Tijdens de behandeling van de voorstellen voor de goedkeuring en uitvoering van het Verdrag inzake de rechten van personen met een handicap5 hebben de leden van de fracties van D66, SP, PvdA en GroenLinks aangedrongen op spoedige bekrachtiging van het facultatief protocol, behorend bij het verdrag. De Staatssecretaris van VWS heeft de Kamer daarop uitdrukkelijk toegezegd vóór de zomer te komen met een standpuntbepaling (inclusief de te zetten stappen) ten aanzien van het facultatief protocol.6

Uw reactie dat de Kamer geïnformeerd zal worden als het benodigde overleg in het kabinet over de ondertekening en ratificatie van het facultatief protocol is afgerond, vinden de leden van deze fracties teleurstellend en − gezien de nadrukkelijke toezegging − te vrijblijvend.
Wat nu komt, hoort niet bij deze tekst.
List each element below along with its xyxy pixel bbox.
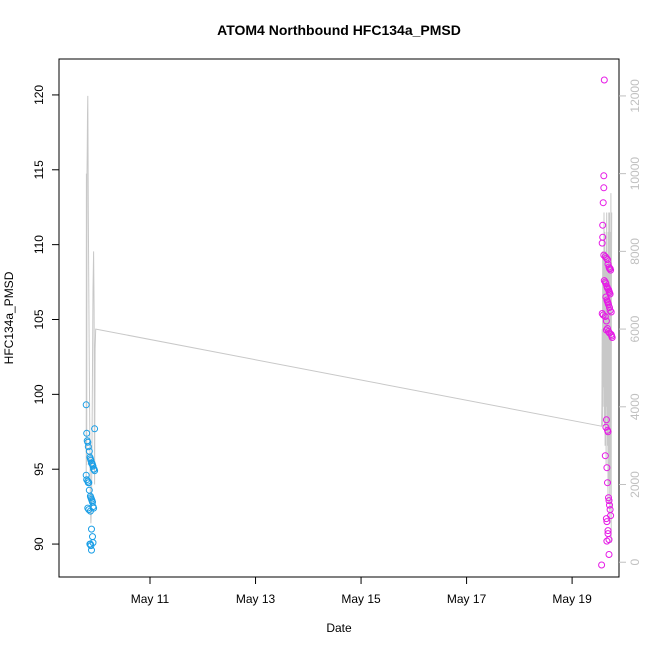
data-point-series-2 [603, 518, 611, 526]
y2-tick-label: 6000 [628, 315, 642, 342]
data-point-series-1 [85, 479, 93, 487]
data-point-series-1 [82, 401, 90, 409]
x-tick-label: May 15 [341, 592, 381, 606]
data-point-series-2 [602, 293, 610, 301]
data-point-series-2 [607, 308, 615, 316]
data-point-series-1 [91, 425, 99, 433]
plot-frame [58, 58, 620, 578]
y-tick-label: 105 [32, 309, 46, 329]
data-point-series-2 [599, 221, 607, 229]
y2-axis: 0 2000 4000 6000 8000 10000 12000 [619, 79, 642, 566]
data-point-series-2 [598, 239, 606, 247]
y2-tick-label: 8000 [628, 238, 642, 265]
data-point-series-2 [607, 266, 615, 274]
data-point-series-2 [604, 298, 611, 305]
data-point-series-1 [86, 507, 94, 515]
data-point-series-1 [83, 429, 91, 437]
y2-tick-label: 0 [628, 559, 642, 566]
data-point-series-2 [604, 260, 612, 268]
data-point-series-2 [602, 515, 610, 523]
data-point-series-2 [603, 464, 611, 472]
data-point-series-2 [607, 512, 615, 520]
data-point-series-2 [601, 452, 609, 460]
chart-title: ATOM4 Northbound HFC134a_PMSD [217, 22, 461, 38]
data-point-series-1 [84, 438, 92, 446]
data-point-series-2 [604, 479, 611, 487]
y-tick-label: 110 [32, 235, 46, 254]
altitude-layer [85, 95, 613, 543]
data-point-series-2 [606, 307, 614, 314]
data-point-series-1 [91, 467, 99, 475]
x-axis: May 11 May 13 May 15 May 17 May 19 [131, 577, 592, 606]
y-axis-label: HFC134a_PMSD [2, 271, 16, 364]
data-point-series-1 [88, 546, 95, 554]
data-point-series-2 [604, 325, 611, 332]
y2-tick-label: 2000 [628, 471, 642, 498]
data-point-series-2 [605, 494, 612, 502]
data-point-series-1 [88, 525, 95, 533]
data-point-series-1 [89, 533, 96, 541]
altitude-line [85, 95, 613, 543]
data-point-series-2 [604, 256, 611, 264]
data-point-series-2 [605, 536, 613, 544]
data-point-series-1 [87, 542, 95, 550]
data-point-series-2 [603, 537, 611, 545]
data-point-series-2 [602, 416, 610, 424]
x-tick-label: May 19 [552, 592, 592, 606]
data-point-series-2 [604, 527, 612, 535]
data-point-series-2 [599, 199, 607, 207]
data-point-series-2 [606, 501, 613, 509]
y2-tick-label: 12000 [628, 79, 642, 113]
data-point-series-2 [600, 184, 608, 192]
y-tick-label: 100 [32, 384, 46, 404]
data-point-series-2 [600, 76, 608, 84]
points-layer [82, 76, 616, 569]
data-point-series-2 [601, 313, 609, 320]
x-tick-label: May 13 [236, 592, 276, 606]
data-point-series-2 [602, 326, 610, 334]
y-tick-label: 120 [32, 85, 46, 105]
y-tick-label: 90 [32, 537, 46, 551]
data-point-series-1 [84, 443, 92, 451]
data-point-series-2 [602, 317, 610, 325]
data-point-series-2 [608, 334, 616, 341]
y2-tick-label: 4000 [628, 393, 642, 420]
data-point-series-2 [604, 428, 612, 436]
y-tick-label: 115 [32, 160, 46, 179]
data-point-series-2 [598, 561, 606, 569]
data-point-series-2 [605, 497, 613, 505]
y-axis: 90 95 100 105 110 115 120 [32, 85, 59, 551]
y2-tick-label: 10000 [628, 157, 642, 191]
data-point-series-2 [605, 551, 613, 558]
x-tick-label: May 11 [131, 592, 170, 606]
y-tick-label: 95 [32, 462, 46, 476]
data-point-series-1 [89, 462, 97, 470]
data-point-series-2 [606, 304, 613, 311]
data-point-series-2 [599, 311, 607, 319]
data-point-series-1 [85, 506, 93, 514]
data-point-series-2 [602, 280, 610, 288]
data-point-series-2 [600, 172, 608, 180]
x-tick-label: May 17 [447, 592, 487, 606]
data-point-series-1 [87, 456, 95, 464]
x-axis-label: Date [326, 621, 352, 635]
Zij vernemen daarom alsnog graag of het benodigde overleg in gang is gezet, wat het verwachte tijdpad is en op welke termijn de Kamer de standpuntbepaling van de regering dan wel tegemoet kan zien.

De leden van de commissie voor Volksgezondheid, Welzijn en Sport zien uw reactie met belangstelling tegemoet en ontvangen deze graag uiterlijk 1 november 2016.

De voorzitter van de vaste commissie voor Volksgezondheid, Welzijn en Sport, M.J.Th. Martens

BRIEF VAN DE STAATSSECRETARIS VAN VOLKSGEZONDHEID, WELZIJN EN SPORT

Aan de Voorzitter van de Eerste Kamer der Staten-Generaal

Den Haag, 30 januari 2017

In uw brief van 5 oktober verzoekt u mij aan te geven of het overleg in het kabinet over de ondertekening en ratificatie van het facultatief protocol behorend bij het VN Verdrag inzake de rechten van personen met een handicap is afgerond, wat het beoogde tijdpad is en op welke termijn uw Kamer hierover wordt geïnformeerd.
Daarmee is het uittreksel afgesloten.